Le premier des enjeux reste celui du prix, sans quoi rien n’est possible pour l’agriculture, ni pour les générations en place, ni pour celles qui prendront le relai. Un message largement appuyé par le syndicat JA, puisque 46 % des agriculteurs s’apprêtent à partir à la retraite dans les années proches. « Sans visibilité sur le prix, ça va être compliqué », s’est interrogé, Jordan Magnet. « Si les règles issues de la loi Egalim étaient appliquées, on pourrait se rendre compte que le manque à gagner atteint aujourd’hui 27 000 euros en filière viande, 30 000 euros en production de lait de plaine et près de 70 000 euros en lait de montagne », ont même avancé les syndicalistes jeunes. Les agriculteurs ont besoin de transparence sur les prix et de visibilité pour l’avenir, ont-ils tous répété lors de la conférence de presse.

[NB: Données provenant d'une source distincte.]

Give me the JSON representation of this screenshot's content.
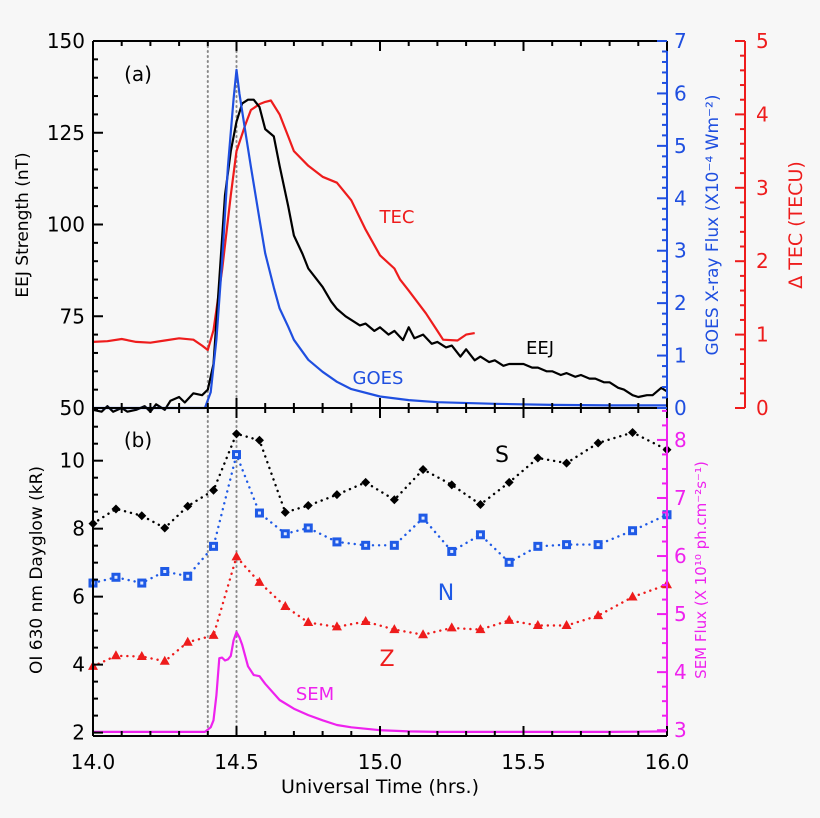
{
  "colors": {
    "eej": "#000000",
    "goes": "#1f4fe0",
    "tec": "#ee1c1c",
    "sem": "#ee22ee",
    "s": "#000000",
    "n": "#1f5ae6",
    "z": "#ee1c1c",
    "vline": "#888888"
  },
  "chart_data": [
    {
      "type": "line",
      "panel_label": "(a)",
      "xlim": [
        14.0,
        16.0
      ],
      "xticks": [
        14.0,
        14.5,
        15.0,
        15.5,
        16.0
      ],
      "grid": false,
      "reference_lines_x": [
        14.4,
        14.5
      ],
      "y_axes": {
        "left": {
          "label": "EEJ Strength (nT)",
          "ylim": [
            50,
            150
          ],
          "ticks": [
            "50",
            "75",
            "100",
            "125",
            "150"
          ]
        },
        "right1": {
          "label": "GOES X-ray Flux (X10⁻⁴ Wm⁻²)",
          "ylim": [
            0,
            7
          ],
          "ticks": [
            "0",
            "1",
            "2",
            "3",
            "4",
            "5",
            "6",
            "7"
          ]
        },
        "right2": {
          "label": "Δ TEC (TECU)",
          "ylim": [
            0,
            5
          ],
          "ticks": [
            "0",
            "1",
            "2",
            "3",
            "4",
            "5"
          ]
        }
      },
      "series": [
        {
          "name": "EEJ",
          "axis": "left",
          "x": [
            14.0,
            14.03,
            14.05,
            14.07,
            14.1,
            14.12,
            14.15,
            14.18,
            14.2,
            14.22,
            14.25,
            14.27,
            14.3,
            14.32,
            14.35,
            14.38,
            14.4,
            14.42,
            14.44,
            14.46,
            14.48,
            14.5,
            14.52,
            14.54,
            14.56,
            14.58,
            14.6,
            14.63,
            14.65,
            14.68,
            14.7,
            14.73,
            14.75,
            14.78,
            14.8,
            14.83,
            14.85,
            14.88,
            14.9,
            14.93,
            14.95,
            14.98,
            15.0,
            15.03,
            15.05,
            15.08,
            15.1,
            15.12,
            15.15,
            15.18,
            15.2,
            15.23,
            15.25,
            15.28,
            15.3,
            15.33,
            15.35,
            15.38,
            15.4,
            15.43,
            15.45,
            15.48,
            15.5,
            15.53,
            15.55,
            15.58,
            15.6,
            15.63,
            15.65,
            15.68,
            15.7,
            15.73,
            15.75,
            15.78,
            15.8,
            15.83,
            15.85,
            15.88,
            15.9,
            15.93,
            15.95,
            15.98,
            16.0
          ],
          "y": [
            49.5,
            49,
            50.5,
            49,
            50,
            49,
            49.5,
            50.5,
            49,
            51,
            49.5,
            52,
            53,
            51.5,
            54,
            53.5,
            55,
            62,
            85,
            108,
            120,
            128,
            133,
            134,
            134,
            132,
            126,
            124,
            116,
            105,
            97,
            92,
            88,
            85,
            83,
            79,
            77,
            75,
            74,
            72.5,
            73,
            71,
            72,
            70,
            71,
            68.5,
            72,
            69,
            70,
            67.5,
            68,
            66.5,
            67,
            64,
            66,
            63,
            64,
            62.5,
            63,
            61.5,
            62,
            62,
            62,
            61,
            61,
            60,
            60,
            59,
            59.5,
            58.5,
            59,
            58,
            58,
            57,
            57,
            55.5,
            55,
            53.5,
            53,
            53.5,
            53.5,
            55.5,
            54.5
          ]
        },
        {
          "name": "GOES",
          "axis": "right1",
          "x": [
            14.0,
            14.1,
            14.2,
            14.3,
            14.39,
            14.41,
            14.43,
            14.45,
            14.47,
            14.49,
            14.5,
            14.51,
            14.53,
            14.55,
            14.58,
            14.6,
            14.63,
            14.65,
            14.68,
            14.7,
            14.75,
            14.8,
            14.85,
            14.9,
            15.0,
            15.1,
            15.2,
            15.4,
            15.6,
            15.8,
            16.0
          ],
          "y": [
            0,
            0,
            0,
            0,
            0,
            0.3,
            1.3,
            2.8,
            4.6,
            5.9,
            6.45,
            6.0,
            5.3,
            4.6,
            3.6,
            2.95,
            2.3,
            1.9,
            1.55,
            1.3,
            0.92,
            0.69,
            0.5,
            0.36,
            0.22,
            0.15,
            0.11,
            0.08,
            0.06,
            0.05,
            0.05
          ]
        },
        {
          "name": "TEC",
          "axis": "right2",
          "x": [
            14.0,
            14.05,
            14.1,
            14.15,
            14.2,
            14.25,
            14.3,
            14.35,
            14.38,
            14.4,
            14.42,
            14.45,
            14.48,
            14.5,
            14.53,
            14.55,
            14.58,
            14.6,
            14.62,
            14.65,
            14.68,
            14.7,
            14.75,
            14.8,
            14.85,
            14.9,
            14.95,
            15.0,
            15.05,
            15.07,
            15.1,
            15.16,
            15.2,
            15.22,
            15.27,
            15.3,
            15.33
          ],
          "y": [
            0.9,
            0.91,
            0.94,
            0.9,
            0.89,
            0.92,
            0.95,
            0.93,
            0.85,
            0.79,
            1.06,
            1.88,
            2.9,
            3.5,
            3.85,
            4.06,
            4.14,
            4.17,
            4.19,
            4.0,
            3.7,
            3.5,
            3.3,
            3.15,
            3.07,
            2.83,
            2.43,
            2.08,
            1.9,
            1.75,
            1.6,
            1.29,
            1.05,
            0.93,
            0.92,
            1.0,
            1.02
          ]
        }
      ],
      "annotations": [
        "TEC",
        "EEJ",
        "GOES"
      ]
    },
    {
      "type": "line",
      "panel_label": "(b)",
      "xlabel": "Universal Time (hrs.)",
      "xlim": [
        14.0,
        16.0
      ],
      "xticks": [
        "14.0",
        "14.5",
        "15.0",
        "15.5",
        "16.0"
      ],
      "grid": false,
      "reference_lines_x": [
        14.4,
        14.5
      ],
      "y_axes": {
        "left": {
          "label": "OI 630 nm Dayglow (kR)",
          "ylim": [
            1.9,
            11.55
          ],
          "ticks": [
            "2",
            "4",
            "6",
            "8",
            "10"
          ]
        },
        "right": {
          "label": "SEM Flux (X 10¹⁰ ph.cm⁻²s⁻¹)",
          "ylim": [
            2.9,
            8.55
          ],
          "ticks": [
            "3",
            "4",
            "5",
            "6",
            "7",
            "8"
          ]
        }
      },
      "series": [
        {
          "name": "S",
          "axis": "left",
          "marker": "diamond",
          "style": "dotted",
          "x": [
            14.0,
            14.08,
            14.17,
            14.25,
            14.33,
            14.42,
            14.5,
            14.58,
            14.67,
            14.75,
            14.85,
            14.95,
            15.05,
            15.15,
            15.25,
            15.35,
            15.45,
            15.55,
            15.65,
            15.76,
            15.88,
            16.0
          ],
          "y": [
            8.15,
            8.58,
            8.38,
            8.02,
            8.66,
            9.13,
            10.79,
            10.6,
            8.48,
            8.68,
            9.0,
            9.36,
            8.85,
            9.74,
            9.29,
            8.71,
            9.36,
            10.08,
            9.93,
            10.52,
            10.83,
            10.32
          ]
        },
        {
          "name": "N",
          "axis": "left",
          "marker": "square",
          "style": "dotted",
          "x": [
            14.0,
            14.08,
            14.17,
            14.25,
            14.33,
            14.42,
            14.5,
            14.58,
            14.67,
            14.75,
            14.85,
            14.95,
            15.05,
            15.15,
            15.25,
            15.35,
            15.45,
            15.55,
            15.65,
            15.76,
            15.88,
            16.0
          ],
          "y": [
            6.4,
            6.57,
            6.4,
            6.74,
            6.6,
            7.48,
            10.18,
            8.46,
            7.85,
            8.02,
            7.61,
            7.51,
            7.51,
            8.31,
            7.33,
            7.82,
            7.01,
            7.48,
            7.53,
            7.53,
            7.94,
            8.41
          ]
        },
        {
          "name": "Z",
          "axis": "left",
          "marker": "triangle",
          "style": "dotted",
          "x": [
            14.0,
            14.08,
            14.17,
            14.25,
            14.33,
            14.42,
            14.5,
            14.58,
            14.67,
            14.75,
            14.85,
            14.95,
            15.05,
            15.15,
            15.25,
            15.35,
            15.45,
            15.55,
            15.65,
            15.76,
            15.88,
            16.0
          ],
          "y": [
            3.95,
            4.26,
            4.24,
            4.1,
            4.66,
            4.86,
            7.17,
            6.42,
            5.71,
            5.24,
            5.11,
            5.27,
            5.03,
            4.88,
            5.08,
            5.03,
            5.3,
            5.15,
            5.15,
            5.44,
            5.99,
            6.35
          ]
        },
        {
          "name": "SEM",
          "axis": "right",
          "style": "solid",
          "x": [
            14.0,
            14.2,
            14.39,
            14.41,
            14.42,
            14.43,
            14.44,
            14.45,
            14.46,
            14.47,
            14.48,
            14.49,
            14.5,
            14.51,
            14.52,
            14.54,
            14.56,
            14.58,
            14.6,
            14.65,
            14.7,
            14.75,
            14.8,
            14.85,
            14.9,
            15.0,
            15.1,
            15.2,
            15.5,
            15.8,
            16.0
          ],
          "y": [
            2.97,
            2.97,
            2.97,
            3.05,
            3.17,
            3.6,
            4.24,
            4.25,
            4.2,
            4.22,
            4.28,
            4.55,
            4.69,
            4.6,
            4.47,
            4.1,
            3.95,
            3.93,
            3.8,
            3.52,
            3.37,
            3.26,
            3.17,
            3.09,
            3.05,
            3.0,
            2.98,
            2.97,
            2.97,
            2.97,
            2.98
          ]
        }
      ],
      "annotations": [
        "S",
        "N",
        "Z",
        "SEM"
      ]
    }
  ]
}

Une proposition de loi à venir
Après l’action syndicale massive à Lyon et Clermont-Ferrand le 25 mars, des représentants FRSEA et JA Aura ont été reçus par le ministre de l’Agriculture le 31 mars. Une proposition de loi modifiant et renforçant la loi Egalim devrait être présentée autour du 15 avril, a rapporté Michel Joux, qui attend beaucoup de l’autorité de l’État pour la faire appliquer. Quant à la future Pac, les orientations du plan stratégique national sont annoncées à partir de la mi-avril. Cependant, tant FRSEA que JA Aura ont confirmé le 12 avril « rester sur le pied de guerre » et être prêts à agir de nouveau si jamais les réponses apportées par le gouvernement devaient ne pas donner satisfaction. Car derrière les attentes immédiates et le besoin de retrouver de la rentabilité, les syndicalistes se sont également montrés très inquiets quant à l’avenir du modèle agricole familial porté par la profession, qui pourrait être remis en cause par une Pac qui favorise les hectares au détriment des femmes et des hommes. « L’enjeu est bien celui de la souveraineté alimentaire. Pourtant on est en train de fragiliser les moyens de production », a alerté David Chauve. « Pour avoir une souveraineté alimentaire, il nous faut des agriculteurs, jeunes et anciens, une visibilité et des revenus », a conclu Pierre Picard.
Sébastien Duperay
BRAV : Une tribune sur l’avenir de l’élevage bovin viande
Le Berceau des races à viande du Massif central (Brav) faisait partie des organisations syndicales à appeler à manifester le 25 mars dernier à Clermont-Ferrand et Lyon. Inquiet pour la production allaitante, le Brav a publié une tribune le 9 avril « Quel est le projet de la France pour son élevage bovin viande ? » L'aide couplée animale distribuée à l'UGB, envisagée par le ministère de l'Agriculture pour la prochaine Pac, « ne peut pas être, comme l’affirment plusieurs élus de la majorité, une manière d’encourager l’engraissement », affirme le Brav dans cette tribune. Dans le cadre du PSN (déclinaison française de la future Pac), le ministère étudie parmi d'autres scénarios une fusion des enveloppes des aides couplées allaitantes et laitières, ainsi qu'une transformation de ces aides versées à la vache en une aide versée à l'UGB. « Ce sont les élevages dits naisseurs-engraisseurs qui seront les plus pénalisés, avec des baisses d’environ 40 % de leurs aides couplées », a calculé le Brav, se basant sur les données du ministère. « Certains annoncent vouloir faire de cette nouvelle "aide à l’UGB bovine" un levier pour réduire nos exportations de broutards vers l’Italie », poursuit le Berceau. Or, rétorquent les éleveurs, « nous engraissons déjà 600 000 jeunes bovins en France, dont la moitié part à l’export, faute de débouchés ». Les consommateurs français privilégient, en effet, les « viandes issues de la voie femelle ». Bref, selon le Brav, « derrière cette nouvelle "aide couplée à l’UGB", il n’y a pas de cohérence, pas de projet ».